We will be holding another close at September’s end for the IncomePlus Fund…please let us know if you would like to add to your slot, or if you have any friends or family interested in the fund before we hit our 100 slot maximum!
New Sister Firm – LotusGroup Capital, LLC
Finally, we have officially launched a sister company, LotusGroup Capital (LGC).
This new firm is targeting the development of direct private funds at a pace of 1 every 24 months.
We are engineering LGC direct funds to have lower expenses and higher returns than the GP partners we are targeting to replace.

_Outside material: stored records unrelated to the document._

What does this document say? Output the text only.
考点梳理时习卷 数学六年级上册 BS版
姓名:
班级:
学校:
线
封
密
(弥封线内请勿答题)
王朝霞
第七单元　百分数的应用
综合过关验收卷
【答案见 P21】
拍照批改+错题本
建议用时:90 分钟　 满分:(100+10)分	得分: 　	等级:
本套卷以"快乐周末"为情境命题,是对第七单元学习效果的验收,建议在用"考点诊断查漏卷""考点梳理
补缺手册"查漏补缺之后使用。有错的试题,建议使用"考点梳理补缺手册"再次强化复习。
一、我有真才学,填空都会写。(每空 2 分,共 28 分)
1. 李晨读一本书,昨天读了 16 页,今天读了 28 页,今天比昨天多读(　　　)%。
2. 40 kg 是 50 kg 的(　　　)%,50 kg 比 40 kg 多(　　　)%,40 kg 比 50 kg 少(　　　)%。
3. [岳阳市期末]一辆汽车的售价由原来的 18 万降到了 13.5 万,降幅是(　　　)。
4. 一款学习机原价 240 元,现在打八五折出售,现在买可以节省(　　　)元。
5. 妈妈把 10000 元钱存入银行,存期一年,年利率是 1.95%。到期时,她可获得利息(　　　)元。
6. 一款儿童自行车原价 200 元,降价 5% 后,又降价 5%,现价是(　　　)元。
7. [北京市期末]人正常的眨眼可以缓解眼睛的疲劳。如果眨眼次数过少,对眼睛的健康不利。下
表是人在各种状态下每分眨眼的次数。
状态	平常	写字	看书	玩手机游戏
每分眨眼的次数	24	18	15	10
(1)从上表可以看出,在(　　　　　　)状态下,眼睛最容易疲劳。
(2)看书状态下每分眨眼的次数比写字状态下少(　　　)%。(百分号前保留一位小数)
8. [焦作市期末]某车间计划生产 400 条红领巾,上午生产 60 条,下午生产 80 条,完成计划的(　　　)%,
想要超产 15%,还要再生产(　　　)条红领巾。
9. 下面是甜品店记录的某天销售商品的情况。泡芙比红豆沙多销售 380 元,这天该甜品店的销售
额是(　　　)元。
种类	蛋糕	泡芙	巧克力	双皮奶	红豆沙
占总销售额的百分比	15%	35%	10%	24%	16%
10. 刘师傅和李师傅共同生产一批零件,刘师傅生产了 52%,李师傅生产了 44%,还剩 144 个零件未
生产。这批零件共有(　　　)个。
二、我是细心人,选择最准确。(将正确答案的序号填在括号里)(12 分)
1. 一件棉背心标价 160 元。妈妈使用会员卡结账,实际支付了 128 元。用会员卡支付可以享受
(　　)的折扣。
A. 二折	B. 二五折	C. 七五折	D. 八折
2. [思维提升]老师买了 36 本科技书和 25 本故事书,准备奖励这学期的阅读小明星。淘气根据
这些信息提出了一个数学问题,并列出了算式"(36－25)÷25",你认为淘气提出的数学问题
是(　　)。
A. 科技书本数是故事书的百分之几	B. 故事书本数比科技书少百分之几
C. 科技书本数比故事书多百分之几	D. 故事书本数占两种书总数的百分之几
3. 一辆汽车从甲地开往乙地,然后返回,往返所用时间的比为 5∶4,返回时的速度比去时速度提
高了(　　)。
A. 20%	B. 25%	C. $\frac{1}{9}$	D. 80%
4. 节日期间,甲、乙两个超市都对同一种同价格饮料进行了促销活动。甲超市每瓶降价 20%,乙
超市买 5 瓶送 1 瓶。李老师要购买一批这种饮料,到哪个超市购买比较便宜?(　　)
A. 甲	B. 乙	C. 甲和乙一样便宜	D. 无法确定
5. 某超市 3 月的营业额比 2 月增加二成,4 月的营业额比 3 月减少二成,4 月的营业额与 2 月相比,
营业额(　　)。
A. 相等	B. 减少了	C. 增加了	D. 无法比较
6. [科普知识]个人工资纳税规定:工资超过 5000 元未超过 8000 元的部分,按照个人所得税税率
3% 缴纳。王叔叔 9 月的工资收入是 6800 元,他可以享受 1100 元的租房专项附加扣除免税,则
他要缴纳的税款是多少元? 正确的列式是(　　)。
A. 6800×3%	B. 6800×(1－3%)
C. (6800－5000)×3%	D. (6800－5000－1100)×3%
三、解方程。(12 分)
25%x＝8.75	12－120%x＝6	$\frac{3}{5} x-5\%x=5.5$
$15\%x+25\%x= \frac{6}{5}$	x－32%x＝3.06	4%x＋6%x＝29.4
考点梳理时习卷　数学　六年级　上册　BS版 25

As an example, the first fund to launch will be the LotusGroup Longevity Fund (LLF), and we are targeting 14-15% returns in comparison to the 8-11% that Vida Longevity Fund has been recently delivering for our clients.
Having a separately capitalized business, along with a separate staff, will allow for focused development of these new investment opportunities while also allowing the LGA advising team to continue focusing on advising, financial planning and client service.
Please be on the look out for updates and additional information on this exciting new initiative.